The diamond-shaped little blue pill that launched a million jokes and racked up the hottest first year sales in pharmaceutical history is being prescribed for a new group of patients: women.

Although the use of Viagra, which was approved 18 months ago by the Food and Drug Administration to treat impotence, is not officially approved for women, some doctors are prescribing it in the hope that it will counteract the libido-deadening side effects of antidepressant drugs and the sexual problems that can accompany aging.

So far, however, the use of Viagra for women is grounded in speculation, not science.

"Scientific underpinning? There isn't any," said Irwin Goldstein, a urologist at the Boston University School of Medicine and a leading Viagra researcher who is a proponent of its use by some women. "We're not at the level where we can generate the science yet. There are general practitioners giving it, there are obstetrician-gynecologists giving it, there are urologists giving it, but there are no double-blind placebo-controlled trials" of the drug's effectiveness or safety for women as there are for men.

A spokeswoman for Pfizer, the drug's manufacturer, said that company researchers are analyzing the results of a study of about 500 European women who took Viagra to determine the drug's effectiveness. Those results will be presented next year in a scientific forum, said spokeswoman Mariann Caprino. "Unfortunately we really can't comment beyond this because we can't promote it" for women.

Once a drug is approved by the FDA, however, doctors can prescribe it "off label" if they consider it to be in their patients' best interests.

Studies of Viagra in men conducted by Goldstein and others established that the drug was superior to a placebo in helping men achieve and maintain erections by increasing blood flow to the penis.

Some doctors who prescribe Viagra to women say they believe the same mechanism could help women. Increasing blood flow to women's genitals could improve sexual satisfaction.

But unlike erectile dysfunction in men, female sexual problems tend to be less obvious and more multifaceted. A large national survey by researchers at the University of Chicago found that the biggest complaint among women was low libido, or lack of interest in sex, which 1 in 3 women reported. Other problems included an inability to reach orgasm. It is not clear whether Viagra could treat either of these complaints.

Goldstein said that he considers two types of women to be good candidates for Viagra: those who suffer from a lack of sexual desire as a side effect of antidepressants such as Prozac and post-menopausal hysterectomy patients who complain of dryness, painful intercourse and diminished ability to reach orgasm.

Goldstein said that he and his colleagues have had little success treating younger women with Viagra if their sexual disorders were the result of relationship problems or child abuse.

Whether Viagra has different side effects for women than for men is unclear, Goldstein said. In November 1998, after receiving reports of the sudden deaths of some men taking Viagra, Pfizer strengthened the warning label and recommended that the drug be avoided by men who had a variety of heart conditions or blood pressure that was too high or low.

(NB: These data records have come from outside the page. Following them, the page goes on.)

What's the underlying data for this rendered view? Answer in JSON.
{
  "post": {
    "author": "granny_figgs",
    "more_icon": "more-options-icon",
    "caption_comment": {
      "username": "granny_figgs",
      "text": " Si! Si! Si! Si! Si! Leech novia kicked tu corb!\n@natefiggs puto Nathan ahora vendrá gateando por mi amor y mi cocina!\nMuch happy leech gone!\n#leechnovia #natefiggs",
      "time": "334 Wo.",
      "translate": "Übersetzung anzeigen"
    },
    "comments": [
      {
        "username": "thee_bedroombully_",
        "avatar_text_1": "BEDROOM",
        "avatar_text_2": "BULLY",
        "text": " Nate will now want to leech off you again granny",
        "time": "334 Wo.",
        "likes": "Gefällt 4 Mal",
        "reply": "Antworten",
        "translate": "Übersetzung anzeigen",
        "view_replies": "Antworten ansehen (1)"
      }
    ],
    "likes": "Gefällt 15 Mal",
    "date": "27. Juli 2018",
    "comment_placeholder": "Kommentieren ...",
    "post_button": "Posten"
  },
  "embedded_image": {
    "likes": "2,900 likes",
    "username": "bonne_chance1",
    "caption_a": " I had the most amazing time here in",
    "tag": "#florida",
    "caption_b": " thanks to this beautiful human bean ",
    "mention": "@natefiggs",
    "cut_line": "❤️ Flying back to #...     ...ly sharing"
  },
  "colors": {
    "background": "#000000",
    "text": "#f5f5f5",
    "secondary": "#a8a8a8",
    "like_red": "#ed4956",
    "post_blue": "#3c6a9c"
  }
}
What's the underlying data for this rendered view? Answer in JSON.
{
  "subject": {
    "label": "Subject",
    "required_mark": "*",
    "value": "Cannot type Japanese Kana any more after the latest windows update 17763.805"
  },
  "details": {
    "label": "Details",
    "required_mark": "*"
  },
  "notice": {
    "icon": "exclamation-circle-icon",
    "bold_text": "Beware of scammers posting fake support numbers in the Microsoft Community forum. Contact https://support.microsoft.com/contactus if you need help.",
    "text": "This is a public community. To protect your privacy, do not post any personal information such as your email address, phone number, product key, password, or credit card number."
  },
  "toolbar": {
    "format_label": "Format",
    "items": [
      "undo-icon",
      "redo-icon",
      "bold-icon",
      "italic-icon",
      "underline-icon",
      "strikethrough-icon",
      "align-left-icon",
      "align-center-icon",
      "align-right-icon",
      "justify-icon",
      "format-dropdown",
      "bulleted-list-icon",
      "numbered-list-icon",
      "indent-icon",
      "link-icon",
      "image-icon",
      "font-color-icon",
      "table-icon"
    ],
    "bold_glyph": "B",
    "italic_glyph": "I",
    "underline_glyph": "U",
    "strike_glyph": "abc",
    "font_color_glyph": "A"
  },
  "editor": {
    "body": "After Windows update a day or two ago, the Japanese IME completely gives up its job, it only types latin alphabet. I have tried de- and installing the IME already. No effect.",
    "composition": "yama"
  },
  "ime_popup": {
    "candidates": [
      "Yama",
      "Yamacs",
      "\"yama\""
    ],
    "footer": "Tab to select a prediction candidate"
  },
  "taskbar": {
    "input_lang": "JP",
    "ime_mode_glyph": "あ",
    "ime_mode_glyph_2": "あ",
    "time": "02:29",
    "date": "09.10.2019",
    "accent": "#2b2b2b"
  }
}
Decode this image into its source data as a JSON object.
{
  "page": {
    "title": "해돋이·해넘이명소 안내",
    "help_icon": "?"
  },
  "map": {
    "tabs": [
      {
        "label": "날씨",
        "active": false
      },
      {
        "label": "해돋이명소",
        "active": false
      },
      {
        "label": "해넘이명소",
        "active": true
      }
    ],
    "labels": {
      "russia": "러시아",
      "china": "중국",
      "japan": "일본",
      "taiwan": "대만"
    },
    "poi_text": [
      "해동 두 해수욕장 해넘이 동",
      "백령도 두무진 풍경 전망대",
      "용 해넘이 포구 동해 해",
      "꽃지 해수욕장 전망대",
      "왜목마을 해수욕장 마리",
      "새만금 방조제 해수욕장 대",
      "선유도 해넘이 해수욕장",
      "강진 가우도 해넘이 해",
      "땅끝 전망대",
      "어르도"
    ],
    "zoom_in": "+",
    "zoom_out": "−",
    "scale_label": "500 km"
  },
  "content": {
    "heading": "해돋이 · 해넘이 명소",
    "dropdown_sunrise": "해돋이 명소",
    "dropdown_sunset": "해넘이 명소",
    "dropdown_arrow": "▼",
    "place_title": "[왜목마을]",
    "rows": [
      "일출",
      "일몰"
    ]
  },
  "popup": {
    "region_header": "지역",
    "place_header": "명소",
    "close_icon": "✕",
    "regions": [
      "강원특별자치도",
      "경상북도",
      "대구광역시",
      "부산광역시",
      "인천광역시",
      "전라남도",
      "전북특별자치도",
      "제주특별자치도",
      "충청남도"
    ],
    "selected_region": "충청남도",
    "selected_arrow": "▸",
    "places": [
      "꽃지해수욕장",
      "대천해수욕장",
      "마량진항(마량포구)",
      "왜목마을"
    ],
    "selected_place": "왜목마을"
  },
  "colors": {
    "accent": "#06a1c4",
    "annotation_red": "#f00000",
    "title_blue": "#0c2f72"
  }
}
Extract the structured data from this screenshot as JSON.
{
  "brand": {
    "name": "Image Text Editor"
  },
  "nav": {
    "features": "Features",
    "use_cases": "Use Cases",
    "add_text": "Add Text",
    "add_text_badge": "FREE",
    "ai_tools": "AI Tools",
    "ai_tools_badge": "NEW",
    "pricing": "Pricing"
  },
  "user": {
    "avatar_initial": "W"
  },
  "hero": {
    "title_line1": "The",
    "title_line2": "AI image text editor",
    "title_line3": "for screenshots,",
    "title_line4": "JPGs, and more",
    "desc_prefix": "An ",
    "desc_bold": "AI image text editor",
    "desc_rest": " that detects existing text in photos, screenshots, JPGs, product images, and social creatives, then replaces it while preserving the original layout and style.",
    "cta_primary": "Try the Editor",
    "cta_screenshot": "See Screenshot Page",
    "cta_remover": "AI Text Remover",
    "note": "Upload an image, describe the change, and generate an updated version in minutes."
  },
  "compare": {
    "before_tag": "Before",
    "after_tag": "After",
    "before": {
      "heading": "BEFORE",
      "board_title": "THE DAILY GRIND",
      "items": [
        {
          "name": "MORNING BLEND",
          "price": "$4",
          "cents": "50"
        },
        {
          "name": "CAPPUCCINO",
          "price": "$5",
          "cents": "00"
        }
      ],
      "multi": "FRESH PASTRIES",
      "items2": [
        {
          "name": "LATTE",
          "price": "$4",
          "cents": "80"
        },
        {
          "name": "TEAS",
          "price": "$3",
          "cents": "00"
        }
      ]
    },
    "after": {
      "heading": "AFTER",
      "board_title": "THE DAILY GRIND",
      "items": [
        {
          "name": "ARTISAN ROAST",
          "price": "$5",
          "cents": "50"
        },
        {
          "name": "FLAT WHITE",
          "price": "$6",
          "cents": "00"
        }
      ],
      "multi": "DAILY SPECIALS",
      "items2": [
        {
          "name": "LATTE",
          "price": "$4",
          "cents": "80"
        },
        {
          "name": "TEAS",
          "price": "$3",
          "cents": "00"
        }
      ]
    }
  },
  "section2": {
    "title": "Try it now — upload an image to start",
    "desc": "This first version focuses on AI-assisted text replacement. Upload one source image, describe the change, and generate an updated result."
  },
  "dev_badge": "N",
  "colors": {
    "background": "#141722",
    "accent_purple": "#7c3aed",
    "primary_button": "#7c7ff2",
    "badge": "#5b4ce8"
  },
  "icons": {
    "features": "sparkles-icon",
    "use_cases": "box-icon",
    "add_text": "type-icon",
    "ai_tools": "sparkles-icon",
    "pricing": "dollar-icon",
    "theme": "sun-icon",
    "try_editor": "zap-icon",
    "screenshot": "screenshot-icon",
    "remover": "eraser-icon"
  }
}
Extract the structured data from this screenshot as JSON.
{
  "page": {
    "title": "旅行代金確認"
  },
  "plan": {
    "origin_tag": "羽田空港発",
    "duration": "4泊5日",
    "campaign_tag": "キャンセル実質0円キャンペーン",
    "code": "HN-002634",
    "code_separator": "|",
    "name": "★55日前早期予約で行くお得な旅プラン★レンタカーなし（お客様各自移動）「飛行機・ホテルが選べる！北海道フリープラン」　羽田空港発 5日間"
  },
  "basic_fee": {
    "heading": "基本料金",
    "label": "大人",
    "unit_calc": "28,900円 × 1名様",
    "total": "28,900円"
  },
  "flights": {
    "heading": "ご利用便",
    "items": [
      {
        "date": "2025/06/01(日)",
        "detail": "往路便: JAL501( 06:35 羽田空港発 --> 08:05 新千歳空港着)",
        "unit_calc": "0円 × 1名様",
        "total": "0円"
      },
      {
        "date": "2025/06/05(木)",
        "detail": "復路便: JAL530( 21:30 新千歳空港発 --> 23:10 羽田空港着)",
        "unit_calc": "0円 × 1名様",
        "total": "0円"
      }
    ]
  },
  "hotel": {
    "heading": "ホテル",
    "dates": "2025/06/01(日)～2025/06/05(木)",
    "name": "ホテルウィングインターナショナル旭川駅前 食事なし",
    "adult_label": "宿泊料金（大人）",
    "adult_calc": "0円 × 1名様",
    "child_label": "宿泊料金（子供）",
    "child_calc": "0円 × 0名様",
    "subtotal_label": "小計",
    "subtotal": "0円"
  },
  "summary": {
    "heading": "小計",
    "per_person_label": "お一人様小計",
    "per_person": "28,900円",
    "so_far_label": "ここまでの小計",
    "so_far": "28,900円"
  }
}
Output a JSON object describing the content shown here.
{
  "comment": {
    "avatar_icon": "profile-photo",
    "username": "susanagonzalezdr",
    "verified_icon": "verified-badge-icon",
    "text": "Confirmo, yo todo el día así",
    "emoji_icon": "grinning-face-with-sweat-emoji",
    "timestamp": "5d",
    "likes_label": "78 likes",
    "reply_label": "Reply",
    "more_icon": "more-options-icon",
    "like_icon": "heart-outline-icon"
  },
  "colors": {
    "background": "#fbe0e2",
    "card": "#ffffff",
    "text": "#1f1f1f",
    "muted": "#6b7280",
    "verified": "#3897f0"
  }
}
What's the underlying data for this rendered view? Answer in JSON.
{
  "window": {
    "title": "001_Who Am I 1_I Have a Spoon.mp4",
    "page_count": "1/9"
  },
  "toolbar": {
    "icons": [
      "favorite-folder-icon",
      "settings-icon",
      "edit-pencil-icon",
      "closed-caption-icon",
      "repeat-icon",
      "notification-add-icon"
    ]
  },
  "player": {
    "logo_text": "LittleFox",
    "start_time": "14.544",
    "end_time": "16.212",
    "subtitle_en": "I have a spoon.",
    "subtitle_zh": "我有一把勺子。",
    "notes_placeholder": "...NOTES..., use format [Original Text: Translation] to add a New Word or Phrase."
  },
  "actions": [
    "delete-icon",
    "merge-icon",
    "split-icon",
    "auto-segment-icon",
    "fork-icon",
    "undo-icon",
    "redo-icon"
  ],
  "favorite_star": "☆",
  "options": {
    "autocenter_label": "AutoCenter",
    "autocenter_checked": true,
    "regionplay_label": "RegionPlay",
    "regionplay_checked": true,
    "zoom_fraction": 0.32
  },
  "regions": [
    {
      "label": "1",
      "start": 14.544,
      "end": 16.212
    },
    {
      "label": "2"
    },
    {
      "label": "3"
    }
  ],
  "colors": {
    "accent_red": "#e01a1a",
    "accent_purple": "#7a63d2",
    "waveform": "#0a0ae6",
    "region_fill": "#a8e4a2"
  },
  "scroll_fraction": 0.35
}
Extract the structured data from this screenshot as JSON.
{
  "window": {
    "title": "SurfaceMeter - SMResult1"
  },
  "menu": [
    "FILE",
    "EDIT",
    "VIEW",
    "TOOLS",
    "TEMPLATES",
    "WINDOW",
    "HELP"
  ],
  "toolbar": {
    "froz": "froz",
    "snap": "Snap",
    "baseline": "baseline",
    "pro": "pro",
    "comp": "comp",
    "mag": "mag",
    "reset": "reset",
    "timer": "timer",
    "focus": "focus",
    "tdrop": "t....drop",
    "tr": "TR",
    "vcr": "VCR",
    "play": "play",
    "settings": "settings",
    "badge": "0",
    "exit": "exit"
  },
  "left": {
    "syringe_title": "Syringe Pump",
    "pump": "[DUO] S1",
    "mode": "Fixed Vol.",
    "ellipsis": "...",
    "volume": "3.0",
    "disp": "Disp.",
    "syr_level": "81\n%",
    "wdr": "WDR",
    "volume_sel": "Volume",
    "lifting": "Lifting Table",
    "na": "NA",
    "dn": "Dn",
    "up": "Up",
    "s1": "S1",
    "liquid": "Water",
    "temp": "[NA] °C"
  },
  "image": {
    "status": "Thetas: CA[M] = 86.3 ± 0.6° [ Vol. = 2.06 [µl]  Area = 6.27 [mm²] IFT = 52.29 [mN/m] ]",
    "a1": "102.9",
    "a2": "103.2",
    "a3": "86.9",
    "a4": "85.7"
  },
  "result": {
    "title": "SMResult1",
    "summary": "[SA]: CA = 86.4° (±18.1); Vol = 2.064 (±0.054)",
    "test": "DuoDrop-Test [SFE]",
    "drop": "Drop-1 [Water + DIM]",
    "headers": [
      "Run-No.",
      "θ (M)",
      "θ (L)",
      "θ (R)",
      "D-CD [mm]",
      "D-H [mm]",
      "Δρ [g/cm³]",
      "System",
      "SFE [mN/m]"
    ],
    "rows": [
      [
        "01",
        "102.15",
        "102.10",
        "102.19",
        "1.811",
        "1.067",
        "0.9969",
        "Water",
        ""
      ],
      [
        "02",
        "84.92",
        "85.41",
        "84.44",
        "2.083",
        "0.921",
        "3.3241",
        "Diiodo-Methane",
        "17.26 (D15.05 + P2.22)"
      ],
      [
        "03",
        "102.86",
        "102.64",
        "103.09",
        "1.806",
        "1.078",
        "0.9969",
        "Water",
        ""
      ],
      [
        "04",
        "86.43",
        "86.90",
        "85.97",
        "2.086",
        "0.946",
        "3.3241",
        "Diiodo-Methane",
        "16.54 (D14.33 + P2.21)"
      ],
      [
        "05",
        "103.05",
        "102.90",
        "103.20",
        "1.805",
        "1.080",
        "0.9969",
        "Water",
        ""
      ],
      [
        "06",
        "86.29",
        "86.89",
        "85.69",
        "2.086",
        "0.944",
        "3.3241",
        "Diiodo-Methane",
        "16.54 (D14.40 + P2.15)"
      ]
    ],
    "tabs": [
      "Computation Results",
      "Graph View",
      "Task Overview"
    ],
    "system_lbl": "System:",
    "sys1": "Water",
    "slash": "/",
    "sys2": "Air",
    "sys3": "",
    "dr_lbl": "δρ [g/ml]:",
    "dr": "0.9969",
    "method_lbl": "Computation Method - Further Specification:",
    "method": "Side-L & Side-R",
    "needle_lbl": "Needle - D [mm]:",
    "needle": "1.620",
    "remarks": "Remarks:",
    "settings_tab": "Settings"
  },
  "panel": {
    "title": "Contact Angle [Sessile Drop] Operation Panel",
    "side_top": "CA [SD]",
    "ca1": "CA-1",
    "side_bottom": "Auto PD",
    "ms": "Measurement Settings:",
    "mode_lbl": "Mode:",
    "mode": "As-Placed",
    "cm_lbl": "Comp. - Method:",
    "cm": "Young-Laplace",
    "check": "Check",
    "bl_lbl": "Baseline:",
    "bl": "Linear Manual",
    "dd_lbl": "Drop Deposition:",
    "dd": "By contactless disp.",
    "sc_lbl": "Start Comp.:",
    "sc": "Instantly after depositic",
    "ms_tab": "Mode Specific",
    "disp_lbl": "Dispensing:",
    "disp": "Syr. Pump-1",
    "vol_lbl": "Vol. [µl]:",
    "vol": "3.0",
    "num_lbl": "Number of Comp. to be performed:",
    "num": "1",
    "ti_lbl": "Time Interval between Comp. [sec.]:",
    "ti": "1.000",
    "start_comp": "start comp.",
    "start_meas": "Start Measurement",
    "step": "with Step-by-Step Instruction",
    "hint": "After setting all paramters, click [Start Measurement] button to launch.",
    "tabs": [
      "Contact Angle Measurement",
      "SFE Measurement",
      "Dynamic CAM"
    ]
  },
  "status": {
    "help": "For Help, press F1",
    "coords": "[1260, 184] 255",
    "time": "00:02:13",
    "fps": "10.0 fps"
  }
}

At the time the warning label was rewritten, the FDA said that it could not be determined whether the deaths were related to the drug, to the patients' underlying cardiac or blood pressure problems, to the physical exertion that occurs during sex or to a combination of these factors.

The same cautions presumably would apply to women, Goldstein said. Women with heart and blood pressure problems would not be good candidates, he said. Users "have to be able to survive the sexual act," he noted.

Doctors are not the only source of Viagra for women. Business appears to be brisk on the Internet. A Yahoo search for women and Viagra yielded more than 37,000 Web pages, many of them hawking untested herbal alternatives, as well as the drug itself. Some of these sites are aimed specifically at "elderly women."

Officials at the FDA said that while the agency is continuing to monitor serious adverse events related to Viagra, it is not publicly releasing that information. Anyone who wants such data must file a Freedom of Information Act request.

Adverse events reported "since the labeling update [have] not been significant enough to take further action," said agency spokeswoman Susan Cruzan.

Pfizer officials say that more than 13.5 million prescriptions for Viagra have been written for more than 6 million patients, two-thirds of whom are American. The drug is approved in 90 countries, Caprino said. Pfizer has reported that roughly $1 billion in sales have been recorded for the drug, which has eclipsed other treatments for impotence.

Currently about 180,000 to 200,000 Viagra prescriptions per week are written by doctors, she added. That's down from a record 300,000 per week in April 1998, immediately following Viagra's approval by the FDA and the ensuing torrent of international publicity.

CAPTION: Magazine ads promote Viagra, which doctors are prescribing for both men and women.